Solar Eclipse
1:05pm: Since we were out patrolling the grounds anyway, it seemed a good opportunity to stage a time lapse of the ground level effects of the scheduled solar eclipse. Why not?
You are looking generally NE toward Jack’s Mountain in the background. Since your perspective is seeing the terminus of the ridge (end on) the remaining 45mi or so of it is not in view.
2:01pm: More or less the same perspective. The stick has a shadow, hence Shadow Stick, likely among the earliest efforts at time keeping.
2:03pm: Working the sun as directly behind me since there are no plans of looking at it; seems a thing we learn at an early age without having to be taught.
2:05pm: Are we having fun watching a shadow move? Keep watching.
2:06pm: The sun is directly behind me, and the shadow is eclipsed by the stick, in opposition to the sun being eclipsed by the moon. Follow? What happens next is even stranger.
2:08pm: The shadow is now on the other side of the stick. Are you beginning to get the idea something is about to happen as the eclipse moment arrives? Are you feeling the same anticipation so many people felt? Were you watching the shadow from our moon at the moment we were watching the shadow from a stick?

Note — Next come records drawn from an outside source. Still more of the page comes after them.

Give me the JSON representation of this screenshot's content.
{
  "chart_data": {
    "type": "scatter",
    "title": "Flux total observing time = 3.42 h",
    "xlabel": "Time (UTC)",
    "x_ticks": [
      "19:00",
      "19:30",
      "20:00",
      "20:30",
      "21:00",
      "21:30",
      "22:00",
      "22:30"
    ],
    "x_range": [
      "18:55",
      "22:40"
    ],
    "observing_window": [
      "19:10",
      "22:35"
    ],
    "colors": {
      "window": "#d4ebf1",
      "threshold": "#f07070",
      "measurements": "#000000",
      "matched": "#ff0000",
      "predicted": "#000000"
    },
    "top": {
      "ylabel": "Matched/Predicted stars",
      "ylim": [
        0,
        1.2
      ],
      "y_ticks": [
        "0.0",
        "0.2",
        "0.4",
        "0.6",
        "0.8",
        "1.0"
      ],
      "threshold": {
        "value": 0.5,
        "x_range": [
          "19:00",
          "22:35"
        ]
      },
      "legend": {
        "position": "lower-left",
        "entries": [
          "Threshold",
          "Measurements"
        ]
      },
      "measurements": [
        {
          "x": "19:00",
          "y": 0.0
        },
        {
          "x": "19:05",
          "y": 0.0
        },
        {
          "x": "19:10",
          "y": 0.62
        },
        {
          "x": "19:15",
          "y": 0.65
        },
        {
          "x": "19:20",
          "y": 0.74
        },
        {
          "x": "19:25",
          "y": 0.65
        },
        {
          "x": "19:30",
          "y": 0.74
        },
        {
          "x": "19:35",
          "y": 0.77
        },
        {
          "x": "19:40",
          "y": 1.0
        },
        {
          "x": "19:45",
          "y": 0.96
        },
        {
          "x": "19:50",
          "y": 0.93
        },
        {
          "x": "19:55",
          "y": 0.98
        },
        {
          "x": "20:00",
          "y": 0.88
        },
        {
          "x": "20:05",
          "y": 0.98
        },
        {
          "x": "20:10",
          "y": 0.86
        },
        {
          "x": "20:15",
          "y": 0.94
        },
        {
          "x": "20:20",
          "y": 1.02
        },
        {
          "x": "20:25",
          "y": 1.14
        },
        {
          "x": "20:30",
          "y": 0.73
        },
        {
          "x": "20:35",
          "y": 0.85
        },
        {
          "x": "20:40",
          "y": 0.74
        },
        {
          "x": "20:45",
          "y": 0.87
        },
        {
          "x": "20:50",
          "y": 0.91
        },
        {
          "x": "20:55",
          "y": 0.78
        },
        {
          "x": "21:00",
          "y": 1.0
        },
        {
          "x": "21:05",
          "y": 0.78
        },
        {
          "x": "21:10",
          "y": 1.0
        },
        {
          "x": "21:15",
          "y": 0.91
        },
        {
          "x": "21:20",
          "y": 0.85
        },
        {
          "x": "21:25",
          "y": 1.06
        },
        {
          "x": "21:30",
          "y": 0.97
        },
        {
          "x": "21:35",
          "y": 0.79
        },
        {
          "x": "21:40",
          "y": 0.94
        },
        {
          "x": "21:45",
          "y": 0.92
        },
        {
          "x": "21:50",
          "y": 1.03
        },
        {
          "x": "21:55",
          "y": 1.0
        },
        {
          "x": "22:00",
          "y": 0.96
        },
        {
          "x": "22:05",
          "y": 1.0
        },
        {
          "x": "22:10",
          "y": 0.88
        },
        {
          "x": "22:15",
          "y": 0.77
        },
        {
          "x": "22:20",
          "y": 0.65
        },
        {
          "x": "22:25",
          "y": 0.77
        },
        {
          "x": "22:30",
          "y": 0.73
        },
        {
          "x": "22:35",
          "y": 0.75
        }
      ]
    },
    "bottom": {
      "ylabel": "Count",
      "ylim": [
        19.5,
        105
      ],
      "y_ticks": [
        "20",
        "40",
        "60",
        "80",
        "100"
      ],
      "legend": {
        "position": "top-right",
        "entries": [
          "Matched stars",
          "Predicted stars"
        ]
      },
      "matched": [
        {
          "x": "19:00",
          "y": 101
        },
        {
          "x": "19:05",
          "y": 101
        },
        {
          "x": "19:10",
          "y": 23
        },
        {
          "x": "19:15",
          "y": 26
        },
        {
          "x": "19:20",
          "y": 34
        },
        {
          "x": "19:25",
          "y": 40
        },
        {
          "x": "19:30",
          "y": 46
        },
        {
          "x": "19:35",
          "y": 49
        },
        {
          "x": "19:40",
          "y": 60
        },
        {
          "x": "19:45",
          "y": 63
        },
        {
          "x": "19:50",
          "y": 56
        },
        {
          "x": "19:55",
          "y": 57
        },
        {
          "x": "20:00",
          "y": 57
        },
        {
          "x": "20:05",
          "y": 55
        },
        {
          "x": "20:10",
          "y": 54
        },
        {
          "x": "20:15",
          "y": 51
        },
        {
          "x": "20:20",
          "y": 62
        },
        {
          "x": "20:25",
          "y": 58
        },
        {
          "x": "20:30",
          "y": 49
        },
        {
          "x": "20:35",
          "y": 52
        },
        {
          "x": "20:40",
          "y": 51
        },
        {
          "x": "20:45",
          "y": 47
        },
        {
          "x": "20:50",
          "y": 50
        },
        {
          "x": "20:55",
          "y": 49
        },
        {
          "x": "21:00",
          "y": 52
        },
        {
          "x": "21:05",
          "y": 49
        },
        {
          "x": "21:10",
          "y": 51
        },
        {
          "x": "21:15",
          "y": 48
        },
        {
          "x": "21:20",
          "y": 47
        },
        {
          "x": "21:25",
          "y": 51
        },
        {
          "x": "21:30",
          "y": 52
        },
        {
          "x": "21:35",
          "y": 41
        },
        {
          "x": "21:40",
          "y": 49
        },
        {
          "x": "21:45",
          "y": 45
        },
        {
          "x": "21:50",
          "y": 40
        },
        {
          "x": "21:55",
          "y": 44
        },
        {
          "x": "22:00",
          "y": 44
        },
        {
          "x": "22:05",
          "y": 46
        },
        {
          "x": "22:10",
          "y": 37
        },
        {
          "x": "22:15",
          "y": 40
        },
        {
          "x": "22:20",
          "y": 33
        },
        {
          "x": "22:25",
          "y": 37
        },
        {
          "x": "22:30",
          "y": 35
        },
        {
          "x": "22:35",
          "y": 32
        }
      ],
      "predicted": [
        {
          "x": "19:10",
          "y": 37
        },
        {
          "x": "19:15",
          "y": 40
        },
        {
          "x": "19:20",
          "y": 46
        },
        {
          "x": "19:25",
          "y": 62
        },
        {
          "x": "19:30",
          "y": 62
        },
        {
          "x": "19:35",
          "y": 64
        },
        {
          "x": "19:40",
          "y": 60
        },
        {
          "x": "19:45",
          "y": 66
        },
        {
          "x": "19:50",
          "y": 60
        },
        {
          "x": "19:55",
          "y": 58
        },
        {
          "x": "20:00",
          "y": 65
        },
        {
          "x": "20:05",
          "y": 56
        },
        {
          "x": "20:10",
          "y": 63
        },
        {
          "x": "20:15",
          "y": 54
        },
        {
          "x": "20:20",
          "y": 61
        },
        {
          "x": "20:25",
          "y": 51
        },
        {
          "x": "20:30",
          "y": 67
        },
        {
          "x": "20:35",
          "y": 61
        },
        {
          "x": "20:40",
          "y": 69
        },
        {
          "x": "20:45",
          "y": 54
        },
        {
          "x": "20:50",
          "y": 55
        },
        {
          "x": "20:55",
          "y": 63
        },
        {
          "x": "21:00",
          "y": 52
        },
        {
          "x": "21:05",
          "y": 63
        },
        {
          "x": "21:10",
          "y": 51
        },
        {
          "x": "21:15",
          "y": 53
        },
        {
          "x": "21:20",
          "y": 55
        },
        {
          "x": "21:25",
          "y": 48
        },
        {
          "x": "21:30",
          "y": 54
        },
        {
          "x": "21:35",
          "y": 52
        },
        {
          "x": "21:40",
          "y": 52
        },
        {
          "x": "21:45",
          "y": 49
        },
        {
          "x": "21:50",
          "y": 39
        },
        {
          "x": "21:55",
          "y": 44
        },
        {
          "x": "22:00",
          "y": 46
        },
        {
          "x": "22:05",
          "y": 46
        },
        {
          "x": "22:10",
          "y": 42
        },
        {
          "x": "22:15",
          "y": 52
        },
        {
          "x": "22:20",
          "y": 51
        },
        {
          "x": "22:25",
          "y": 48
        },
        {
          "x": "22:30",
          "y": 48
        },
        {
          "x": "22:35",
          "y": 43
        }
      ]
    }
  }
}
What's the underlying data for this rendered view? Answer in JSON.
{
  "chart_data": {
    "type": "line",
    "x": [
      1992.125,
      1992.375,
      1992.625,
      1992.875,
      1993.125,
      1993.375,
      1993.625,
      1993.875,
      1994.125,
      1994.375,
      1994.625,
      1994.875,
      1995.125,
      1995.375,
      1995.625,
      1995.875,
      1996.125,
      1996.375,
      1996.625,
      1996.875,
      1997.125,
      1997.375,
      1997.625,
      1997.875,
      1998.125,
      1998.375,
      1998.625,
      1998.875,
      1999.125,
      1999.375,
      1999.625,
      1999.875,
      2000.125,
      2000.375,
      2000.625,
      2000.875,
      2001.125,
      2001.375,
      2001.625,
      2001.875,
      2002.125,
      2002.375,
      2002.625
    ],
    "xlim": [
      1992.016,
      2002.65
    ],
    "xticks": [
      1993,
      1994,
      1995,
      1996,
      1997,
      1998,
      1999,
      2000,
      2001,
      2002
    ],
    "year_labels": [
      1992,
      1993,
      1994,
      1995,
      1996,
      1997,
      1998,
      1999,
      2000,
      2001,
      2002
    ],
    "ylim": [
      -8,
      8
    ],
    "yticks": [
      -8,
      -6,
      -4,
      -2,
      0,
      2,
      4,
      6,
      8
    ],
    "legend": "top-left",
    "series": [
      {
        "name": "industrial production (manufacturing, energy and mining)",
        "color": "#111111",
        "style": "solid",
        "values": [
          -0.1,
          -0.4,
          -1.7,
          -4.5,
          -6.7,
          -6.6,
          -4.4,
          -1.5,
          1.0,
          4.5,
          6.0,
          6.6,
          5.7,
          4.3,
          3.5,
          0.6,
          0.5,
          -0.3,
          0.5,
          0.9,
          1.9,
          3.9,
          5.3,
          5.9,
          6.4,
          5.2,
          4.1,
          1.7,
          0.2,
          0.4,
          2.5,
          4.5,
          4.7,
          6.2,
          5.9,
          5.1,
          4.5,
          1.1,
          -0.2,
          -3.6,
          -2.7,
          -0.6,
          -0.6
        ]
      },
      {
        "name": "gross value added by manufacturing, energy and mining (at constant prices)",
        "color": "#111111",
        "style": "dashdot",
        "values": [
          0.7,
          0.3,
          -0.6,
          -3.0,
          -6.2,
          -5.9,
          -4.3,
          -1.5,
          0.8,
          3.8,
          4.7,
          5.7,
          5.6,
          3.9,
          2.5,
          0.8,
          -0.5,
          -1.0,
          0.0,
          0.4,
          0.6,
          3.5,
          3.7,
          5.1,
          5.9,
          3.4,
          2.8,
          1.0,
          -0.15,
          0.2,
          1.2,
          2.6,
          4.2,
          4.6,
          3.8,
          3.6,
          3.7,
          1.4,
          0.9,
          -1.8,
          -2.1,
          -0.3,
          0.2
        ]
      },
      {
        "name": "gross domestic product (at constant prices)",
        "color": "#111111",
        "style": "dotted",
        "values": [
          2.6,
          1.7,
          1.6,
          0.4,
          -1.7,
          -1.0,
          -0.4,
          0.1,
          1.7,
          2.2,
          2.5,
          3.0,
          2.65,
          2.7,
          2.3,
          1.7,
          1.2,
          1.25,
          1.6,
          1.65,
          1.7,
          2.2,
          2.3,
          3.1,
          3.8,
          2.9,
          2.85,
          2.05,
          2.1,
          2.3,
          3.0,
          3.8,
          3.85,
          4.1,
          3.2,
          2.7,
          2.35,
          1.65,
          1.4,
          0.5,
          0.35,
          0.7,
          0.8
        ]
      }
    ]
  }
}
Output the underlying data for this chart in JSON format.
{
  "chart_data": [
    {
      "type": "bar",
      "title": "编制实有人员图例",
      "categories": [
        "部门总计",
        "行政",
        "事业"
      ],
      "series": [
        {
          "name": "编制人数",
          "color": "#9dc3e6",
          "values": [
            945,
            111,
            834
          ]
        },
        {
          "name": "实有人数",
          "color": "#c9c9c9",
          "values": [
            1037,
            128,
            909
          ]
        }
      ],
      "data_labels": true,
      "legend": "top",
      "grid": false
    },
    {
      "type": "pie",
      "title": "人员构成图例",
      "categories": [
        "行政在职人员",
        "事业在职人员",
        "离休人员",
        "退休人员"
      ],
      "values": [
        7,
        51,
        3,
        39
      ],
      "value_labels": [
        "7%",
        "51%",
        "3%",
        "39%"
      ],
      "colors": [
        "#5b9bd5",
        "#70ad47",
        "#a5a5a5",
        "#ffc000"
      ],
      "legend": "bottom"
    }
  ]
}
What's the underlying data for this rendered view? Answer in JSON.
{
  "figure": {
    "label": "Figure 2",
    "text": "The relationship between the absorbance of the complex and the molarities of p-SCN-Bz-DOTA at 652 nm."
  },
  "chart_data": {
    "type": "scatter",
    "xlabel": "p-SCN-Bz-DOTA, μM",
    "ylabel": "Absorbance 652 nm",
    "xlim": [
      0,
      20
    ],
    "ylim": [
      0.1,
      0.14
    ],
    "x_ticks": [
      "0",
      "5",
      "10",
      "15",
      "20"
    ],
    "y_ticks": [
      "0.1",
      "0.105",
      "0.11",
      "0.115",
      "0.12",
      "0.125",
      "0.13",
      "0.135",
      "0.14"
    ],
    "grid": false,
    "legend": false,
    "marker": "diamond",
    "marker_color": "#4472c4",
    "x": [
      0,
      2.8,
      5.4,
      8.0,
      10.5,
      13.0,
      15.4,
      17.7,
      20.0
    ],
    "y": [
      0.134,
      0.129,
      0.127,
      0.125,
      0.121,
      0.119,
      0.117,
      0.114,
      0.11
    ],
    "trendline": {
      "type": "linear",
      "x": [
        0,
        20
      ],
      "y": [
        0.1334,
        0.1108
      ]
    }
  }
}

2:10pm: Time can move slowly or swiftly with a lot of variables. The Shadow Stick will never deceive, it only knows the moment. The myths and the spells are of our design.
2:11pm: The time is near. Do you recall the exact moment? Did you record the time? Did life intervene? Were you tempted to peer at a perilous wonder, unprotected like the Madusa?
2:13pm: Oops! Bruno entered, tilting the Earth on its axis and throwing time out of kilter. Thing is, the solar eclipse became a media frenzy complete with dire expectations of burned-out retinas and hyper-ventilating commentary.
There doesn’t seem much to be learned from stories of gloom and doom or over consumption plied by a parasitic media machine. Not when life is so much simpler without it.
If you’re thinking we have no regard for the beauty and pure mathematical perfection of colossal cosmic events; a reminder that you are reading from the guy who witnessed The Great Fireball of 1966, up close and personal. Takes a lot to rattle these nerves. Lunar and solar eclipses are routine, that’s the beauty of it. There is a special kind of wonder in the unexpected.
We were an hour too early for this solar eclipse, so what happened was nothing out of the ordinary. Reports were so dizzyingly inept, solid information was only available by confronting paywalls everywhere. When the actual event occurred, it was obscured by cloud cover at our location and so there were no shadows anyway - our timing was perfect as it turned out.
Hype and superstition are married to these events historically. Hysteria and sacrificial offerings are par for the course when the ends justify the means. Question everything. Doubt the Spellbinders and trust your stick.
Country Wit and Wisdom
Nature is a vast and glorious marvel, but even a dog knows better than to stare at the Sun.